V4.x is bug-fix only. No wire-bump until V5.0 (voice/video) which
is **additive** — it allocates new envelope types (frame-key prefixes)
that 4.0 clients ignore by design.
## Common pitfalls
1. **Don't store private keys in shared databases without encryption at rest** — for shared infrastructure, enable `@shade/storage-encrypted` (V3.2) or use filesystem encryption / PostgreSQL TDE. The default `SQLiteStorage` and `PostgresStorage` write unencrypted.

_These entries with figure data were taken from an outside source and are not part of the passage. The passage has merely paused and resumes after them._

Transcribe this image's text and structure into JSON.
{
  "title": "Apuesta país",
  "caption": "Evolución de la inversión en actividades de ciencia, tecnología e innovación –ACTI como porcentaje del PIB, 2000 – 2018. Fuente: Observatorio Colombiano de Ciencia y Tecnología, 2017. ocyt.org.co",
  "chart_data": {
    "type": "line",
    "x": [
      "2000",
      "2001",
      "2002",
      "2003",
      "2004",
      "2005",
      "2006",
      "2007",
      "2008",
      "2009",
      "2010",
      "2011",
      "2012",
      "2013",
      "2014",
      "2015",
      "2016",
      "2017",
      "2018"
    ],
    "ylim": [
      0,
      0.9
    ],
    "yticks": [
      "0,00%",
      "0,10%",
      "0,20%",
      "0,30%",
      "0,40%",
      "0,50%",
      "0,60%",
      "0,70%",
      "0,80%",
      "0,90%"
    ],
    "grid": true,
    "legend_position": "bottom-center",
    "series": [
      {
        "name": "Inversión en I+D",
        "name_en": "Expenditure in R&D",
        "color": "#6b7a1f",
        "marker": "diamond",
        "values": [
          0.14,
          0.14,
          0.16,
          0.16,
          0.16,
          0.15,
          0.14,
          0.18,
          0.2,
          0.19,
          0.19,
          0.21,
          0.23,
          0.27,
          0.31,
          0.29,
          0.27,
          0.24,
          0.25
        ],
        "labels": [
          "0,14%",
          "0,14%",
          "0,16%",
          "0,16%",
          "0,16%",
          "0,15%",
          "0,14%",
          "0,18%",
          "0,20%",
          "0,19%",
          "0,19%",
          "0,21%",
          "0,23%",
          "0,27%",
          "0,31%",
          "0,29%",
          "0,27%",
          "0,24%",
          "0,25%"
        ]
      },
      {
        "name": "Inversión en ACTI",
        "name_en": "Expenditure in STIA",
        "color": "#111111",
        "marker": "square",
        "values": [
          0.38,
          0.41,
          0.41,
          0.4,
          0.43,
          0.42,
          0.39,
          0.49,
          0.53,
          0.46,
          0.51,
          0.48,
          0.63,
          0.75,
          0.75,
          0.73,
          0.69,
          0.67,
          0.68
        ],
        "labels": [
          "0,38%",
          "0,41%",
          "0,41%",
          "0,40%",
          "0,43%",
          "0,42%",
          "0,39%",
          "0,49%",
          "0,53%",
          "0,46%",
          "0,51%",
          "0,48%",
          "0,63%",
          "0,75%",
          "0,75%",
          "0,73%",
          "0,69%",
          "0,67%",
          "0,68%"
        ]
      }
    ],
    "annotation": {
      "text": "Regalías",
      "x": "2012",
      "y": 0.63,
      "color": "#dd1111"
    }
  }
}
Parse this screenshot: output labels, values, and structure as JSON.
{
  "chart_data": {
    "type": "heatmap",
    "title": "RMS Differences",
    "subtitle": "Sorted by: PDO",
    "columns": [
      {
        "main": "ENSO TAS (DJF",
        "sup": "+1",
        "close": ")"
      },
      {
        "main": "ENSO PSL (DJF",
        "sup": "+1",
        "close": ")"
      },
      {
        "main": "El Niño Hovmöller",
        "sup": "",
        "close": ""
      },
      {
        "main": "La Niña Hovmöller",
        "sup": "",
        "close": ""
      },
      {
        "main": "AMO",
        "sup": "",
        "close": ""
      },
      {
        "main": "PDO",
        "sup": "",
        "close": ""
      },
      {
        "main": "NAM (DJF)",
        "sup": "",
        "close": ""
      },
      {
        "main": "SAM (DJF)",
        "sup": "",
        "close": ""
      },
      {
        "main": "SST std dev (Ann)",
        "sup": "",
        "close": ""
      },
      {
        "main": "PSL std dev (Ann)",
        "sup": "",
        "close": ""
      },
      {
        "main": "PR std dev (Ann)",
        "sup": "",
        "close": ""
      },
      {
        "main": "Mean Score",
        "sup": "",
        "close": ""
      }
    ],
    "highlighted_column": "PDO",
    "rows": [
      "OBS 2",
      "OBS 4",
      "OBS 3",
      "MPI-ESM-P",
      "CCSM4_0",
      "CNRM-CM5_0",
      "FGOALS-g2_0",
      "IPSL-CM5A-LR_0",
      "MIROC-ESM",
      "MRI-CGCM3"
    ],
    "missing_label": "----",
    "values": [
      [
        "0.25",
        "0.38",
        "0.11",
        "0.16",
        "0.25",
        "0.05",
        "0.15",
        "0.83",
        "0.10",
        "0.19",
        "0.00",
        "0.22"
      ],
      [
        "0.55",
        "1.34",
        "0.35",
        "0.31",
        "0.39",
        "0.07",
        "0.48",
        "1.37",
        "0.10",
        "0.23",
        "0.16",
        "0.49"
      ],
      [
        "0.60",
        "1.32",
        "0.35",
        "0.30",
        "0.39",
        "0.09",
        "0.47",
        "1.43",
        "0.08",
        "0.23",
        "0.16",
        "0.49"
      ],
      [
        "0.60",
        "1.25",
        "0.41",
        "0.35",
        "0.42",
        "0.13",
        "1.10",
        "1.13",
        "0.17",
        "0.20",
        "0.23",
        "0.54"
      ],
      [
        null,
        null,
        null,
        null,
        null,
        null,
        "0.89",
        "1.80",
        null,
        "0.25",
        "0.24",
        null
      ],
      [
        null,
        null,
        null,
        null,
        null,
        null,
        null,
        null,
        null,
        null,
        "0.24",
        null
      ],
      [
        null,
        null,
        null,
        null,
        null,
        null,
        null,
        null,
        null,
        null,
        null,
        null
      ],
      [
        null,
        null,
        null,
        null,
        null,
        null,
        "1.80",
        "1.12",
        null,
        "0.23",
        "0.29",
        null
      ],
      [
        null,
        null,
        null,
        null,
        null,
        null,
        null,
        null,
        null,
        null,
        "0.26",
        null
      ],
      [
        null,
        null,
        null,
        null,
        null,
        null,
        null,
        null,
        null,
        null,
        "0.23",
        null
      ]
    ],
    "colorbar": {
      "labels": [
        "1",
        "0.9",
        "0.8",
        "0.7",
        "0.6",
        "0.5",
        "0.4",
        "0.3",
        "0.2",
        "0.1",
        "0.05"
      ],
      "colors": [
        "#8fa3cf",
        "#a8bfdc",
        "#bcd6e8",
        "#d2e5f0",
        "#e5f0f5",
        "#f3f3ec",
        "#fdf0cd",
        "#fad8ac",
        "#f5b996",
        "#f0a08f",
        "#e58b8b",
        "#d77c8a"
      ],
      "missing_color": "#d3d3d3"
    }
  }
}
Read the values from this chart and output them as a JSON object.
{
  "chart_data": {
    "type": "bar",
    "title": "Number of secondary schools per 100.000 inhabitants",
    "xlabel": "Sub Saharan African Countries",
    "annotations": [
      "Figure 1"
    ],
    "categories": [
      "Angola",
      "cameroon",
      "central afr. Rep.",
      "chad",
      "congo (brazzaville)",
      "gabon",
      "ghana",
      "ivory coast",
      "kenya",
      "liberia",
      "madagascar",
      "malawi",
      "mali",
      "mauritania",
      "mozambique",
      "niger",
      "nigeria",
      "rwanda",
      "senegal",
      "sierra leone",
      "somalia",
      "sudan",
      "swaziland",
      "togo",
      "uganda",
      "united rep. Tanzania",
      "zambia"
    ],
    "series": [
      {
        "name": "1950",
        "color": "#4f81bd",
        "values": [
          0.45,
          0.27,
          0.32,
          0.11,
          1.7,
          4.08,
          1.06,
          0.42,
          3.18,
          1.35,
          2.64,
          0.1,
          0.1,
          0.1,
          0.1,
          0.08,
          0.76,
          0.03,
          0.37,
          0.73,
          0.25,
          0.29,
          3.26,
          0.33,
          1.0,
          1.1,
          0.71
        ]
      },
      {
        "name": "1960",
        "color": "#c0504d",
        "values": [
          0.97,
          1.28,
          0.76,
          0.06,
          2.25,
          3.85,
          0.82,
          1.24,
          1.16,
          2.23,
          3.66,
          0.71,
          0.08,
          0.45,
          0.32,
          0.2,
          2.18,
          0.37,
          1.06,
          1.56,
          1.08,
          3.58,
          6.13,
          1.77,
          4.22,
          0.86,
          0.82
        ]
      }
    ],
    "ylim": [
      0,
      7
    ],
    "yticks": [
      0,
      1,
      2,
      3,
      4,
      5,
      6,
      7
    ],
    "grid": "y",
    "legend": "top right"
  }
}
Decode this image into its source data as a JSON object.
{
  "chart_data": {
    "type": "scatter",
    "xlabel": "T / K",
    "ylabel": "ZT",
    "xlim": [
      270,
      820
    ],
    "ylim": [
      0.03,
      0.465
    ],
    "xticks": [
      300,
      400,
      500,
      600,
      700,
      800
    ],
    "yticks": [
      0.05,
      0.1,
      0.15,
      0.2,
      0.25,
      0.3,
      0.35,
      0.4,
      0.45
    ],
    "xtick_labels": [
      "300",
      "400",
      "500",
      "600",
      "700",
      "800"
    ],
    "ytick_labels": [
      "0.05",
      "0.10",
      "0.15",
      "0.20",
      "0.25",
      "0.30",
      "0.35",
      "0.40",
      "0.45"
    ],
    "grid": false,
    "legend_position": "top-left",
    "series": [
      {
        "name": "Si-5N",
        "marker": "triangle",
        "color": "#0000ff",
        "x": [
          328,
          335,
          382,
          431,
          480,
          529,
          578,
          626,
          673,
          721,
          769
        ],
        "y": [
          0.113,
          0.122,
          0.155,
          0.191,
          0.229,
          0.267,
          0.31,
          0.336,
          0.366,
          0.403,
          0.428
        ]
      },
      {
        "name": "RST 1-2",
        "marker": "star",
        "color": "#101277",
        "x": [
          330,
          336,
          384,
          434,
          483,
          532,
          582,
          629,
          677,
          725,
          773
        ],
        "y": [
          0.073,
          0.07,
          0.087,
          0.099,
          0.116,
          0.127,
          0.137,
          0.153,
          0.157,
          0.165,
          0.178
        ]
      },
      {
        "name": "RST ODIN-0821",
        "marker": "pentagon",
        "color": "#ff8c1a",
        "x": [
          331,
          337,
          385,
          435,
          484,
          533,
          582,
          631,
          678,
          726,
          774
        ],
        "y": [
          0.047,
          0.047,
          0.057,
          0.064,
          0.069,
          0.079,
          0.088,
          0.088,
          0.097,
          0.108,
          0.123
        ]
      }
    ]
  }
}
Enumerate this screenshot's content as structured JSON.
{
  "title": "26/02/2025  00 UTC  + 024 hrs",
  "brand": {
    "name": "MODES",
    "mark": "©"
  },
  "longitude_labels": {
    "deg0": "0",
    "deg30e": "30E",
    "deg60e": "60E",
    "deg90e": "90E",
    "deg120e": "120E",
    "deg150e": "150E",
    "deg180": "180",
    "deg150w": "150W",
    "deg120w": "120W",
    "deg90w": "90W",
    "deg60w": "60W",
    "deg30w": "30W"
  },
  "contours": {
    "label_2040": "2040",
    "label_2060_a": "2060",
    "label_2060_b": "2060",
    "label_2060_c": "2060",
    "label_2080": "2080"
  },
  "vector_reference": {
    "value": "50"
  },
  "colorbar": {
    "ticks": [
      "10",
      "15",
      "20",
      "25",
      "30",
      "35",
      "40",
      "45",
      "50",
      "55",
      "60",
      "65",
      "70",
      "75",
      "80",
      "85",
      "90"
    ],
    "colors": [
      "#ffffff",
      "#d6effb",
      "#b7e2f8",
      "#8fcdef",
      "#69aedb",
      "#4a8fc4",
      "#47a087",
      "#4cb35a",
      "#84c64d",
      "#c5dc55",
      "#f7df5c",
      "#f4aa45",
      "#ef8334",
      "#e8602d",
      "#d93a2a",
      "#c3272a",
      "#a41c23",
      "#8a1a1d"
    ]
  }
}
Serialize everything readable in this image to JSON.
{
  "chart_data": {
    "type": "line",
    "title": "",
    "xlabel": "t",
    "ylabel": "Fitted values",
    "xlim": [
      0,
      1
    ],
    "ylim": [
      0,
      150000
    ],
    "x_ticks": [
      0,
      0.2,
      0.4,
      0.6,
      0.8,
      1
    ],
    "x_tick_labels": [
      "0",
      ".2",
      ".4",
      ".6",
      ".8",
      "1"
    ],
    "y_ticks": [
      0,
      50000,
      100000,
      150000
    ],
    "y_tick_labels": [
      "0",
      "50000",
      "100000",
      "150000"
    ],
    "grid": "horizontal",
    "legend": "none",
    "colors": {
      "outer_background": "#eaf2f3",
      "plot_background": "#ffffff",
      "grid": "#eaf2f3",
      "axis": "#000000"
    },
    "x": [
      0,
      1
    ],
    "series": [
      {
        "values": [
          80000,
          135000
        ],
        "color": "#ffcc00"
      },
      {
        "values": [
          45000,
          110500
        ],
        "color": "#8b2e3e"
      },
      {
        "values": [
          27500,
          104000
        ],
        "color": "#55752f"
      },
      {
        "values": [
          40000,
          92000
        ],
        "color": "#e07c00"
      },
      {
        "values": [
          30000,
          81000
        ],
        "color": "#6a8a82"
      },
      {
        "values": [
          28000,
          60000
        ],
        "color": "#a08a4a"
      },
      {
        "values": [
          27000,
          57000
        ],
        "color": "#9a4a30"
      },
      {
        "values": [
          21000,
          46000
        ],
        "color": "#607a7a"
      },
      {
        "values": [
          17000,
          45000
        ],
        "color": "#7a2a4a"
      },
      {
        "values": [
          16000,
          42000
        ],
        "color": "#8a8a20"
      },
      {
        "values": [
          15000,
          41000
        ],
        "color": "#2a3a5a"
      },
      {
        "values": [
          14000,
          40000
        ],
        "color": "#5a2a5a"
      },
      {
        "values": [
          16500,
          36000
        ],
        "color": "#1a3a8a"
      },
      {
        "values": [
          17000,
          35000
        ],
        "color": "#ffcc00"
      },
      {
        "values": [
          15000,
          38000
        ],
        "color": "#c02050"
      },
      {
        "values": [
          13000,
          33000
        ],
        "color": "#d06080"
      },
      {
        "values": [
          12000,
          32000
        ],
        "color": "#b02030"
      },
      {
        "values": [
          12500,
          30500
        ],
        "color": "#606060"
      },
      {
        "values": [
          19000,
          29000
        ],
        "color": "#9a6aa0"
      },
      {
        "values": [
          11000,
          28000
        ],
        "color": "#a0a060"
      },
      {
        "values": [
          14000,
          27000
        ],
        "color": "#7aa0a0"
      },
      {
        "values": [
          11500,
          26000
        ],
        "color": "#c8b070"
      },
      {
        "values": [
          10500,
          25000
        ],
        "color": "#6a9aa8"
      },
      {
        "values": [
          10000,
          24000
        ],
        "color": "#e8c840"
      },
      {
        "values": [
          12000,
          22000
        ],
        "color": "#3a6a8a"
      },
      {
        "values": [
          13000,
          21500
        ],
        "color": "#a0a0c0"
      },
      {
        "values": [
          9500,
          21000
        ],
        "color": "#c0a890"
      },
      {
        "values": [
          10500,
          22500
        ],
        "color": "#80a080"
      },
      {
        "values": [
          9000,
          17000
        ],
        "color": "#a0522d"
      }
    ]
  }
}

2. **Don't skip identity verification** — Shade gives you fingerprints (`getIdentityFingerprint()`), but it's the user's responsibility to compare them out-of-band on first contact.
3. **Don't reuse session storage between identities** — each user/device should have its own Shade storage. Mixing identities in one storage will corrupt the ratchet state.
4. **Keep prekey stocks topped up** — call `ensurePreKeyStock()` periodically (e.g., on app start or every hour). When the server runs out of one-time prekeys, new sessions will fall back to using just the signed prekey, which is slightly less secure.